Gestì la politica economica con accuratezza e parsimonia lasciando ricche le casse dello stato. Nella politica
edilizia si limitò al restauro e alla manutenzione. Il suo Principato non ebbe opposizioni ne si hanno notizie
di congiure. L’unico evento bellico si verifica nel 142 in Britannia che comportò lo spostamento del vallum a
120 km più a nord, con rafforzamento del limes di Germania e di Dacia.

Marco Aurelio (161-180) e Lucio Vero (161-169)

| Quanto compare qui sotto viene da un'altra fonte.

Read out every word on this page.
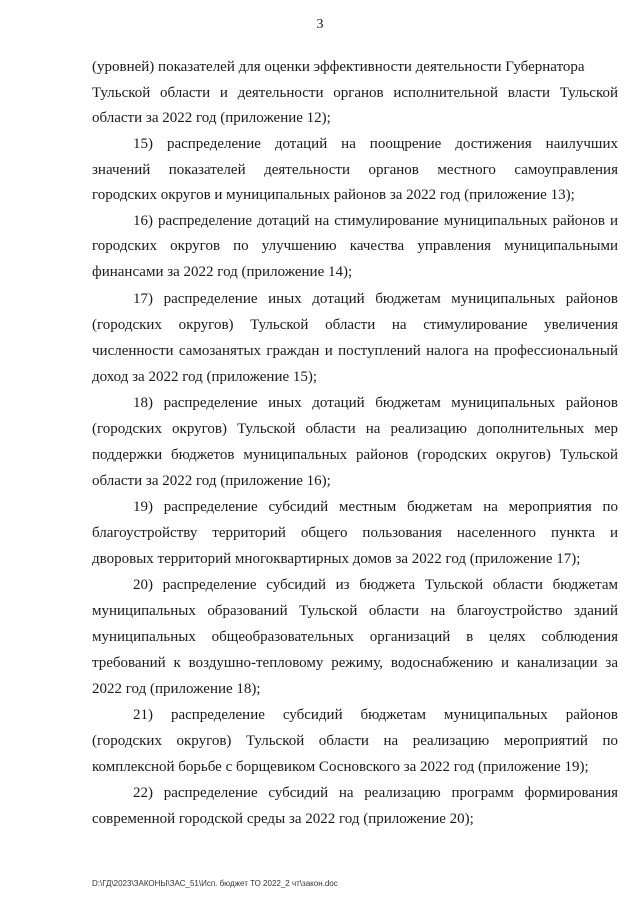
3
(уровней) показателей для оценки эффективности деятельности Губернатора
Тульской области и деятельности органов исполнительной власти Тульской
области за 2022 год (приложение 12);
15) распределение дотаций на поощрение достижения наилучших
значений показателей деятельности органов местного самоуправления
городских округов и муниципальных районов за 2022 год (приложение 13);
16) распределение дотаций на стимулирование муниципальных районов и
городских округов по улучшению качества управления муниципальными
финансами за 2022 год (приложение 14);
17) распределение иных дотаций бюджетам муниципальных районов
(городских округов) Тульской области на стимулирование увеличения
численности самозанятых граждан и поступлений налога на профессиональный
доход за 2022 год (приложение 15);
18) распределение иных дотаций бюджетам муниципальных районов
(городских округов) Тульской области на реализацию дополнительных мер
поддержки бюджетов муниципальных районов (городских округов) Тульской
области за 2022 год (приложение 16);
19) распределение субсидий местным бюджетам на мероприятия по
благоустройству территорий общего пользования населенного пункта и
дворовых территорий многоквартирных домов за 2022 год (приложение 17);
20) распределение субсидий из бюджета Тульской области бюджетам
муниципальных образований Тульской области на благоустройство зданий
муниципальных общеобразовательных организаций в целях соблюдения
требований к воздушно-тепловому режиму, водоснабжению и канализации за
2022 год (приложение 18);
21) распределение субсидий бюджетам муниципальных районов
(городских округов) Тульской области на реализацию мероприятий по
комплексной борьбе с борщевиком Сосновского за 2022 год (приложение 19);
22) распределение субсидий на реализацию программ формирования
современной городской среды за 2022 год (приложение 20);
D:\ГД\2023\ЗАКОНЫ\ЗАС_51\Исп. бюджет ТО 2022_2 чт\закон.doc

Marco Aurelio, secondo una procedura mai applicata fino ad ora, associò a sé pari poteri con il fratello
adottivo Lucio Vero. La diarchia, inaugurata da Marco Aurelio sarebbe poi stata recuperata ampliamente dal
III secolo. Marco Aurelio diviene “il principe filosofo”. Gli anni del Principato furono travolti da continue
minacce militari e turbati da gravissimi disastri interni: terremoti, carestie e soprattutto la diffusione della
pestilenza. In materia di giurisdizione Marco Aurelio recuperò la ripartizione dell’Italia in distretti
giurisdizionali che vennero affidati a 4 iuridici, responsabili. Marco Aurelio creò la figura del praetor
tutelaris, all’interno di un provvedimento che stabiliva che i curatori gestissero la proprietà per i minori di 25
anni; stabiliva inoltre un registro delle nascite, nel tentativo di controllare lo status degli abitanti
dell’Imperium.
In politica estera li vediamo alle prese nelle zone confinanti dell’impero:
- In Oriente: re di Patria invade Armenia e Siria. Lucio Vero intervenne concludendo nel 166
l’invasione. Probabilmente le legioni di ritorno portarono con sé la pestilenza che dilagò nelle
province d’Italia
- Tra il 166-67 le popolazioni scandinave invasero i territori imperiali per poi ritirarsi
- Nel 170 i Barbari oltrepassano il basso Danubio. Roma passa ad una politica di attacco, sfruttando la
divisione dei vari popoli
Morto Marco Aurelio, il figlio Commodo subentrandogli blocca le attività militari del padre e stabilisce
trattative con le varie popolazioni. Gruppi di Barbari venivano ammessi nell’Impero, sia per coltivare aree
incolte sia a scopo militare difensivo.

Commodo (180-192)
Commodo non incarna il modello di principe al servizio dei cives, piuttosto si avvicina al modello del
principe dominus, sulla linea di concezione dei principi autocrati, fino alla tirannia. Si aggiunge la condotta
eccentrica, una propaganda sulla pace sancita sul fronte germanico. Le crescenti esigenze di Commodo, lo
sperpero nelle feste e nei giochi rendevano necessari continui guadagni: si susseguono processi di alto
tradimento con confisca dei beni; vendita delle cariche. Si diffondono a Roma nuova culti. Il Principe,
incapace di gestire il potere cominciò ad esigere il riconoscimento della sua divinità e identificazione con
Ercole. Fu la somma di questi atteggiamenti, congiunti agli intrighi di corte che portò la fine di Commodo.
Cadde vittima di una congiura nel 192.